Geneva to Hold Referendum on the 18th
"Concerns Over Millionaires Leaving Their Homeland"
Following Norway, a plan to raise taxes on the wealthy residing in the Swiss canton of Geneva is being promoted. Swiss wealthy individuals fear that the Norway syndrome, where millionaires left their homeland and emigrated abroad after a wealth tax hike, could be repeated.
According to major foreign media including Bloomberg on the 16th (local time), the Geneva canton government plans to put a tax reform bill to a referendum on the 18th, which includes raising the wealth tax rate from the current 1% per year on assets to 1.5%. Individuals with a net worth exceeding 3 million Swiss francs (approximately 4.3 billion KRW) are subject to this.
If this wealth tax hike, promoted under the name of a 'solidarity tax,' is implemented, the Geneva canton government is estimated to collect an additional 430 million Swiss francs (approximately 610 billion KRW) in taxes over the next 10 years.
After the COVID-19 pandemic, discussions on raising the wealth tax were actively led by the left-wing Green Party.
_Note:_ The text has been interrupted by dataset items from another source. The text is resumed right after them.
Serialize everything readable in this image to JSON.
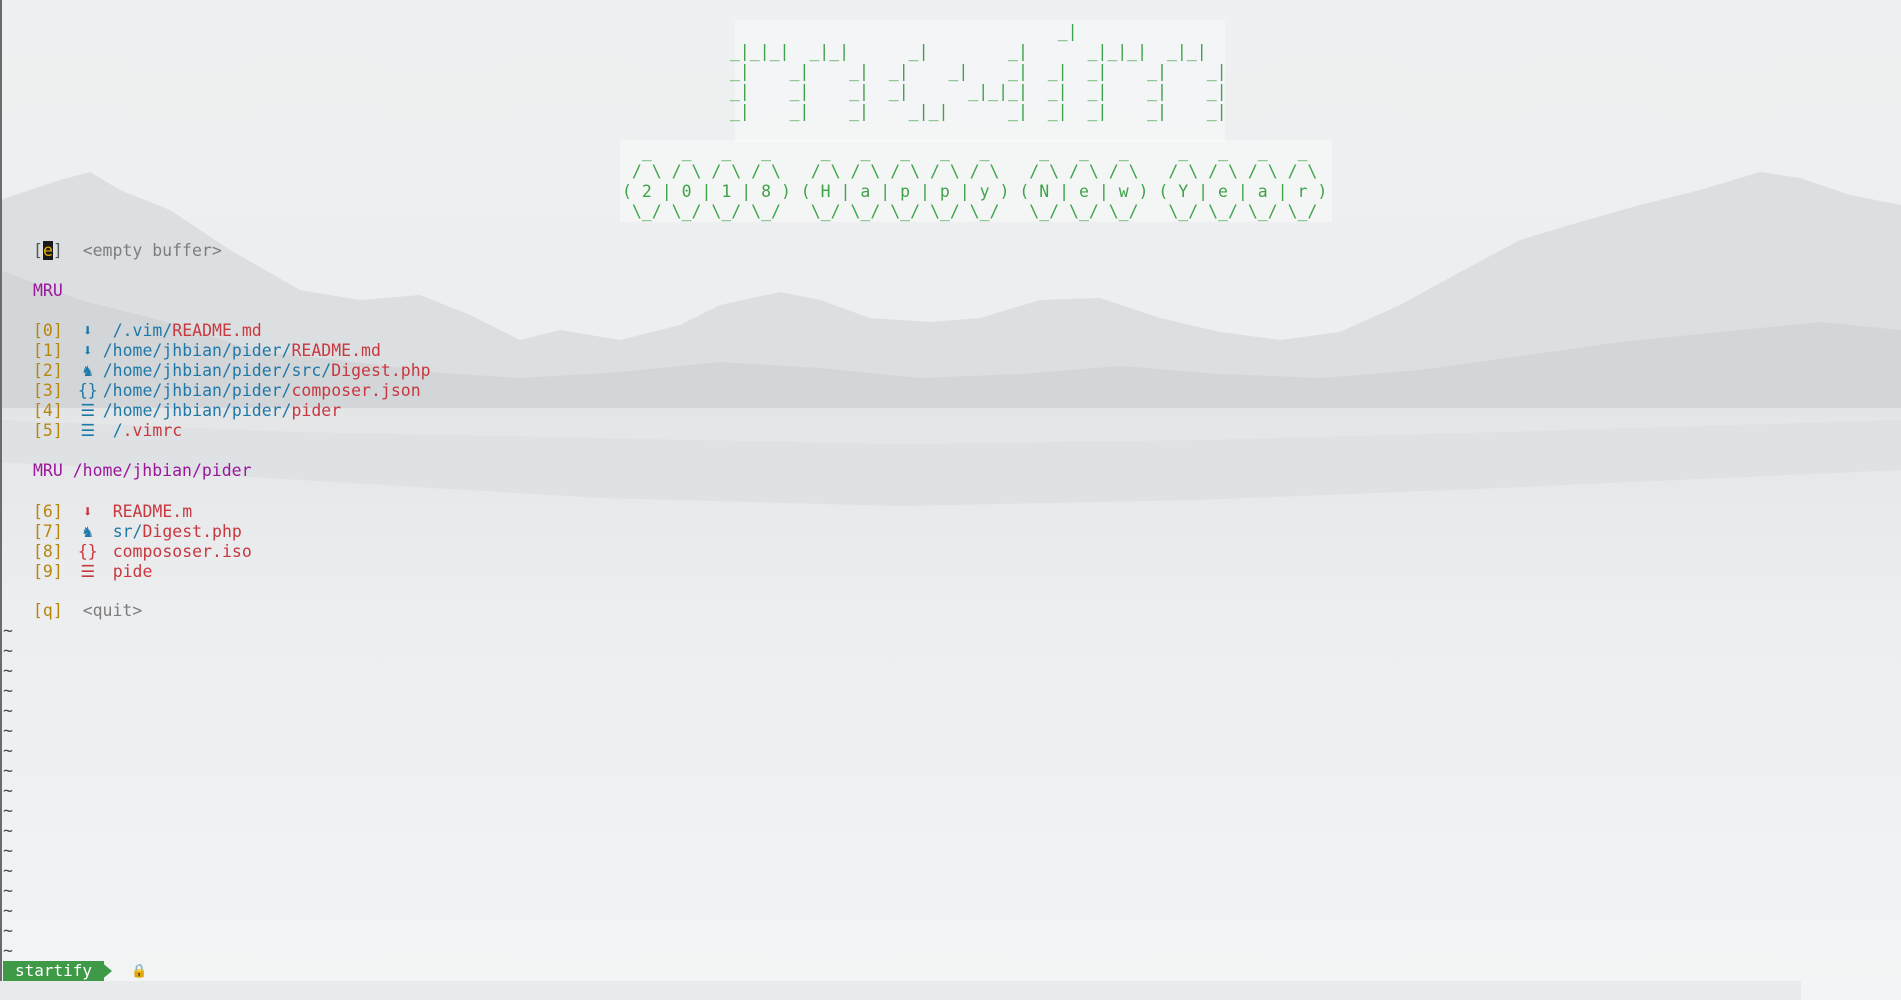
{
  "header_ascii": {
    "logo": "                                   _|\n  _|_|_|  _|_|      _|        _|      _|_|_|  _|_|\n  _|    _|    _|  _|    _|    _|  _|  _|    _|    _|\n  _|    _|    _|  _|      _|_|_|  _|  _|    _|    _|\n  _|    _|    _|    _|_|      _|  _|  _|    _|    _|",
    "banner": "  _   _   _   _     _   _   _   _   _     _   _   _     _   _   _   _\n / \\ / \\ / \\ / \\   / \\ / \\ / \\ / \\ / \\   / \\ / \\ / \\   / \\ / \\ / \\ / \\\n( 2 | 0 | 1 | 8 ) ( H | a | p | p | y ) ( N | e | w ) ( Y | e | a | r )\n \\_/ \\_/ \\_/ \\_/   \\_/ \\_/ \\_/ \\_/ \\_/   \\_/ \\_/ \\_/   \\_/ \\_/ \\_/ \\_/"
  },
  "empty_buffer": {
    "open": "[",
    "key": "e",
    "close": "]",
    "label": "<empty buffer>"
  },
  "mru": {
    "header": "MRU",
    "items": [
      {
        "index": "[0]",
        "icon": "markdown-icon",
        "dir": "/.vim/",
        "file": "README.md"
      },
      {
        "index": "[1]",
        "icon": "markdown-icon",
        "dir": "/home/jhbian/pider/",
        "file": "README.md"
      },
      {
        "index": "[2]",
        "icon": "php-icon",
        "dir": "/home/jhbian/pider/src/",
        "file": "Digest.php"
      },
      {
        "index": "[3]",
        "icon": "json-icon",
        "dir": "/home/jhbian/pider/",
        "file": "composer.json"
      },
      {
        "index": "[4]",
        "icon": "text-file-icon",
        "dir": "/home/jhbian/pider/",
        "file": "pider"
      },
      {
        "index": "[5]",
        "icon": "text-file-icon",
        "dir": "/",
        "file": ".vimrc"
      }
    ]
  },
  "mru_dir": {
    "header": "MRU /home/jhbian/pider",
    "items": [
      {
        "index": "[6]",
        "icon": "markdown-icon",
        "dir": "",
        "file": "README.m"
      },
      {
        "index": "[7]",
        "icon": "php-icon",
        "dir": "sr/",
        "file": "Digest.php"
      },
      {
        "index": "[8]",
        "icon": "json-icon",
        "dir": "",
        "file": "compososer.iso"
      },
      {
        "index": "[9]",
        "icon": "text-file-icon",
        "dir": "",
        "file": "pide"
      }
    ]
  },
  "quit": {
    "index": "[q]",
    "label": "<quit>"
  },
  "tilde": "~",
  "status": {
    "mode": "startify",
    "lock_icon": "lock-icon"
  },
  "colors": {
    "accent_green": "#3e9a47",
    "dir_blue": "#1e78a8",
    "file_red": "#c8383f",
    "header_purple": "#9c169c"
  }
}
As inequality spread due to the pandemic and public debt increased due to large-scale spending, voices calling for tax rate hikes on corporations and the wealthy grew in some countries.
The bill also explained its purpose by stating, "Major measures are needed to overcome health, social, economic, and climate crises," and "The middle class is suffering from high inflation due to this crisis. It is fair to demand solidarity efforts from millionaires." It emphasized that the wealth tax hike is being promoted under the name of a "temporary solidarity contribution on large fortunes."
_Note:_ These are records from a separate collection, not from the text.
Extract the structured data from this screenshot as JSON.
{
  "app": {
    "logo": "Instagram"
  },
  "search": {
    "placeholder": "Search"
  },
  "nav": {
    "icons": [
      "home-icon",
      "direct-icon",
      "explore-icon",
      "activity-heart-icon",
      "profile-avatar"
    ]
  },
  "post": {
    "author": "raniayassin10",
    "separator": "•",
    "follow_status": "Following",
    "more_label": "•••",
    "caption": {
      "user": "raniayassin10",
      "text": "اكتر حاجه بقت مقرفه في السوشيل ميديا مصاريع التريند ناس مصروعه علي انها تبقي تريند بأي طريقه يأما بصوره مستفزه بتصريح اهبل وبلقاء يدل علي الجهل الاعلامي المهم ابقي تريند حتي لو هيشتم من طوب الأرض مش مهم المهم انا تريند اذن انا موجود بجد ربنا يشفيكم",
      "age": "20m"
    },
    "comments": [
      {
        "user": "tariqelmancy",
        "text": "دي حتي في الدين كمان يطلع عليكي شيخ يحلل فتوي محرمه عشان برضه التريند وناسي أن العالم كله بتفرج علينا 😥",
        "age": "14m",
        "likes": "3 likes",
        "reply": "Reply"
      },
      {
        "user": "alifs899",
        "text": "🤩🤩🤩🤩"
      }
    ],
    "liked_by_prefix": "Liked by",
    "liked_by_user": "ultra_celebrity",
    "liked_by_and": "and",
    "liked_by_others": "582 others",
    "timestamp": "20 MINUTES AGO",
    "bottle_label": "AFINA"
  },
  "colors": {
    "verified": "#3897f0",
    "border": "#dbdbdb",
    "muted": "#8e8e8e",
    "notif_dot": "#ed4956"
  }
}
However, Bloomberg reported that the wealth tax hike discussion is now a 'legacy of the pandemic' and the situation has changed. During the COVID-19 period, the Geneva canton government recorded large-scale spending and fiscal deficits, but last year it achieved a record surplus of 727 million Swiss francs (approximately 1.04 trillion KRW) due to excess tax revenue. Accordingly, the newly elected Geneva canton government is also emphasizing that it should exercise a veto in the referendum.
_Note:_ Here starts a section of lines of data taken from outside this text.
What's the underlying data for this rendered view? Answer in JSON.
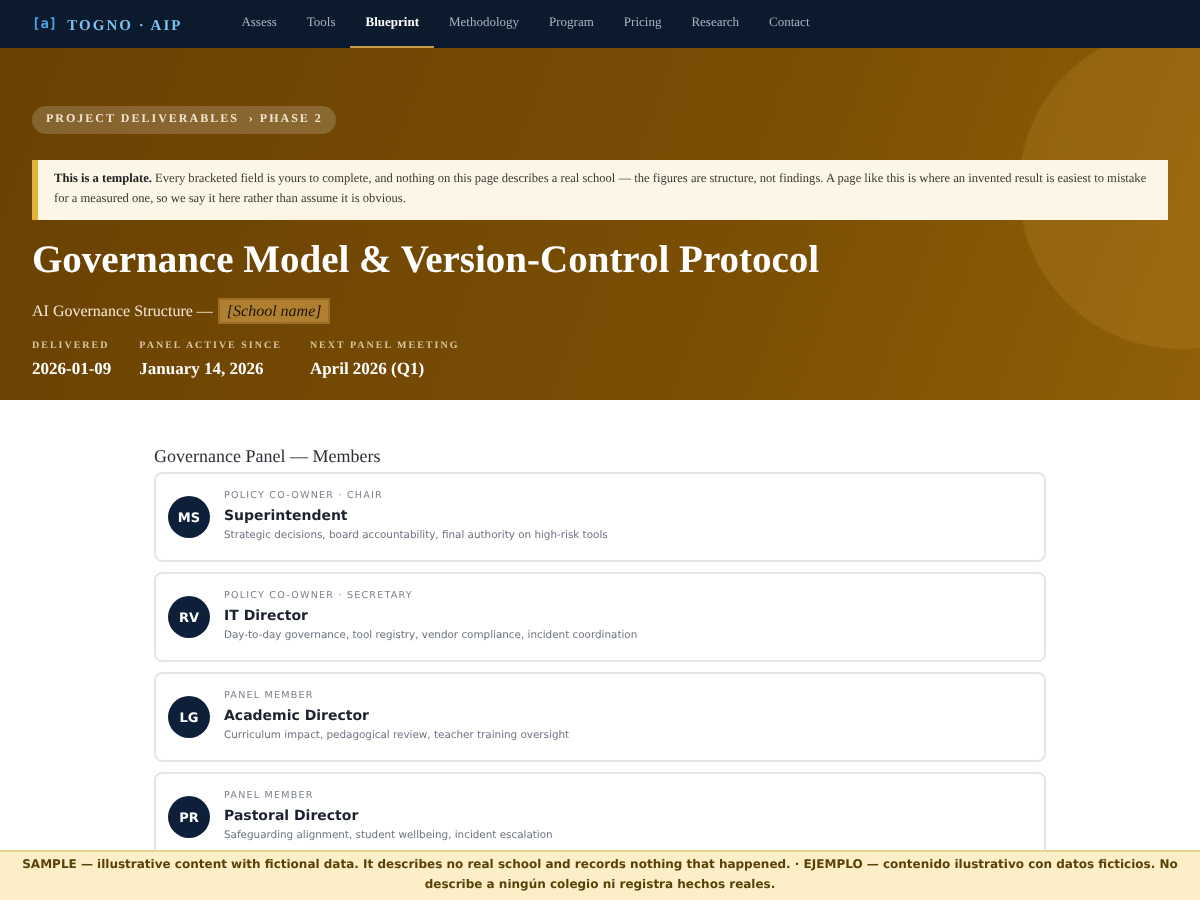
{
  "nav": {
    "logo_mark": "[a]",
    "logo_text": "TOGNO · AIP",
    "items": [
      {
        "label": "Assess",
        "selected": false
      },
      {
        "label": "Tools",
        "selected": false
      },
      {
        "label": "Blueprint",
        "selected": true
      },
      {
        "label": "Methodology",
        "selected": false
      },
      {
        "label": "Program",
        "selected": false
      },
      {
        "label": "Pricing",
        "selected": false
      },
      {
        "label": "Research",
        "selected": false
      },
      {
        "label": "Contact",
        "selected": false
      }
    ]
  },
  "hero": {
    "breadcrumb": "PROJECT DELIVERABLES  › PHASE 2",
    "notice": "**This is a template.** Every bracketed field is yours to complete, and nothing on this page describes a real school — the figures are structure, not findings. A page like this is where an invented result is easiest to mistake for a measured one, so we say it here rather than assume it is obvious.",
    "title": "Governance Model & Version-Control Protocol",
    "subtitle": "AI Governance Structure —",
    "subtitle_placeholder": "[School name]",
    "meta": [
      {
        "label": "DELIVERED",
        "value": "2026-01-09"
      },
      {
        "label": "PANEL ACTIVE SINCE",
        "value": "January 14, 2026"
      },
      {
        "label": "NEXT PANEL MEETING",
        "value": "April 2026 (Q1)"
      }
    ]
  },
  "panel": {
    "heading": "Governance Panel — Members",
    "members": [
      {
        "initials": "MS",
        "role": "POLICY CO-OWNER · CHAIR",
        "name": "Superintendent",
        "duties": "Strategic decisions, board accountability, final authority on high-risk tools"
      },
      {
        "initials": "RV",
        "role": "POLICY CO-OWNER · SECRETARY",
        "name": "IT Director",
        "duties": "Day-to-day governance, tool registry, vendor compliance, incident coordination"
      },
      {
        "initials": "LG",
        "role": "PANEL MEMBER",
        "name": "Academic Director",
        "duties": "Curriculum impact, pedagogical review, teacher training oversight"
      },
      {
        "initials": "PR",
        "role": "PANEL MEMBER",
        "name": "Pastoral Director",
        "duties": "Safeguarding alignment, student wellbeing, incident escalation"
      }
    ]
  },
  "sample_banner": "SAMPLE — illustrative content with fictional data. It describes no real school and records nothing that happened. · EJEMPLO — contenido ilustrativo con datos ficticios. No describe a ningún colegio ni registra hechos reales."
}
Nathalie Fontanet, Swiss Finance Minister, said in an interview with local media, "This proposal was promoted with the purpose of responding to poverty through more financial means during the COVID-19 crisis," but added, "However, in recent years, tax revenue has been sufficient to handle poverty issues."
Concerns are also raised that the wealthy might follow Norway's path of leaving their homeland due to tax burdens. Previously, when the Norwegian government raised the top wealth tax rate from 1.0% to 1.1% last year, many wealthy individuals emigrated abroad, including to Switzerland. However, since the Geneva canton government plans to impose a much higher wealth tax rate of 1.5%, the aftershocks are expected to be stronger.
Among the Swiss wealthy, complaints are already being raised that they pay enough taxes. According to the Swiss government, the top 1.4% bear 69.8% of the wealth tax burden. Meanwhile, 70.4% of the population pay no wealth tax at all. Looking at Geneva canton government statistics, taxpayers with assets over 2 million Swiss francs paid 700 million Swiss francs in taxes last year, accounting for 83% of the total wealth tax revenue.
Vincent Subilia, President of the Geneva Chamber of Commerce, criticized, "We want to avoid the Norway syndrome where the wealthy leave the country," and said, "This idealistic and provocative bill must be stopped. This bill, which could jeopardize the residence of the wealthy in Geneva, is very dangerous." He added, "The number of people targeted by this bill may be small, but if just 10 of them leave the city, tax revenue will decrease by 200 million Swiss francs (approximately 290 billion KRW)."